Friday, April 25, 2008

Goodbye little one..

The night before my second last final paper, my sister sent me a message online, informing me that my youngest cousin, Nithya was in coma in the hospital due to high fever and internal bleeding.




The 1st time me and my family met her.. a tiny little baby who hardly cries and loves to sleep.. So innocent, so pure


God knows how shocked i was at that time, i was practically crying my heart out, shocking Mun Yee and Yng Jiun.

It was heartbreaking to know that a young, innocent child was fighting her life is the cousin that i played with during Chinese New Year.


CNY BBQ and steamboat party 2008.


After being in a coma for a few days, she returned to the Lord this morning, and was taken back to Kelantan for a praying ceremony before her cremation tomorrow.


I was dumbfounded when my father told me the news, because i was really hoping for a miracle.

She's young, barely even 2 year's old. And yet, she had to go so early. She hasn't learn how to speak, ride a bike, go to school, learn how to read, write, fall in love..



My father said to her grandfather, "Maybe God loves her more than we do."



Maybe He does.

But it is so unfair. It is just unfair. She's just too young for this..

=(



To Nithya darling, I feel so sorry that you had to go so early. I wish that I had more time to play with you, I wish that I had stopped at the hospital when i was on the way back home to PJ. I wish of a lot of things, but i wish that you will have a good life after all the suffering you went through and i wish you a safe journey tomorrow. May God bless your soul and may it rest in peace. The joy that you brought us within the short period of time, i am very thankful for that. I love you girl, and you will always be a cousin of mine.

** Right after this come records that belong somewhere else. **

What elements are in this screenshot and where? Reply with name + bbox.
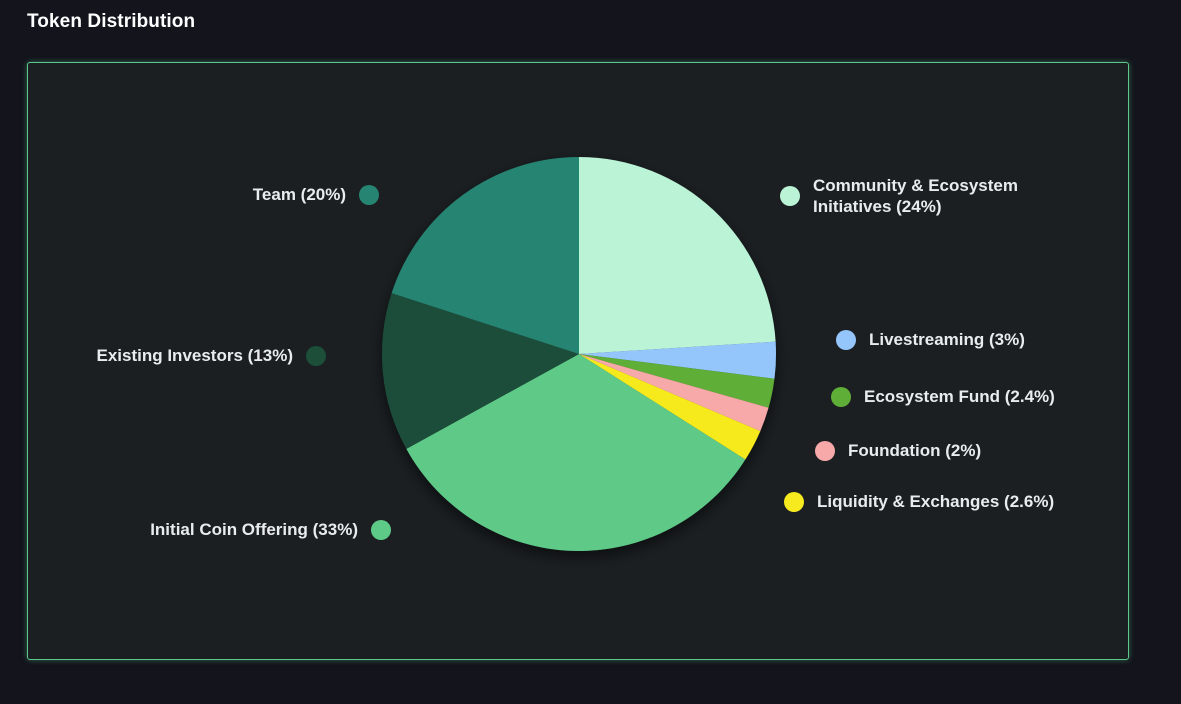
page-title: Token Distribution bbox=[27, 11, 196, 32]
legend-dot-community bbox=[780, 186, 800, 206]
legend-item-liquidity: Liquidity & Exchanges (2.6%) bbox=[784, 491, 1054, 512]
legend-dot-existing-investors bbox=[306, 345, 326, 366]
legend-dot-team bbox=[359, 184, 379, 205]
legend-item-community: Community & Ecosystem Initiatives (24%) bbox=[780, 175, 1053, 217]
legend-item-ico: Initial Coin Offering (33%) bbox=[150, 519, 391, 540]
legend-dot-ecosystem-fund bbox=[831, 386, 851, 407]
pie-slice-7 bbox=[391, 157, 579, 354]
legend-label-community: Community & Ecosystem Initiatives (24%) bbox=[813, 176, 1018, 216]
legend-label-ico: Initial Coin Offering (33%) bbox=[150, 520, 358, 539]
legend-dot-livestreaming bbox=[836, 329, 856, 350]
legend-dot-ico bbox=[371, 519, 391, 540]
legend-item-ecosystem-fund: Ecosystem Fund (2.4%) bbox=[831, 386, 1055, 407]
pie-chart bbox=[381, 157, 777, 551]
pie-slice-4 bbox=[579, 354, 761, 460]
legend-label-foundation: Foundation (2%) bbox=[848, 441, 982, 460]
chart-panel: Community & Ecosystem Initiatives (24%) … bbox=[27, 62, 1129, 660]
legend-item-existing-investors: Existing Investors (13%) bbox=[96, 345, 326, 366]
legend-label-team: Team (20%) bbox=[252, 185, 346, 204]
pie-slice-6 bbox=[381, 293, 579, 449]
pie-slice-5 bbox=[406, 354, 746, 551]
legend-dot-liquidity bbox=[784, 491, 804, 512]
legend-label-existing-investors: Existing Investors (13%) bbox=[96, 346, 293, 365]
legend-label-liquidity: Liquidity & Exchanges (2.6%) bbox=[817, 492, 1055, 511]
pie-slice-2 bbox=[579, 354, 775, 408]
pie-slice-1 bbox=[579, 341, 777, 379]
legend-label-ecosystem-fund: Ecosystem Fund (2.4%) bbox=[864, 387, 1055, 406]
pie-slice-0 bbox=[579, 157, 776, 354]
pie-slice-3 bbox=[579, 354, 769, 432]
legend-item-team: Team (20%) bbox=[253, 184, 379, 205]
legend-item-foundation: Foundation (2%) bbox=[815, 440, 981, 461]
legend-item-livestreaming: Livestreaming (3%) bbox=[836, 329, 1025, 350]
legend-dot-foundation bbox=[815, 440, 835, 461]
legend-label-livestreaming: Livestreaming (3%) bbox=[869, 330, 1025, 349]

To uncle Asrin and aunt Ai Ling, my condolences to both of you, and you both know that this is the best for her. Let's leave the past at where it is and hope for a better life ahead of you. She loves both of you so much and she knows both of you love her as much.


Goodbye..

1 comment:

  1. Ohgosh I feel aweful. So terribly sorry to hear that. I totally empathise with your family and esp her parents. I know it is hard to think of anything positive that has come out of something like this. But as humans, I guess we've got to accept the workings of a higher power and learn to let go.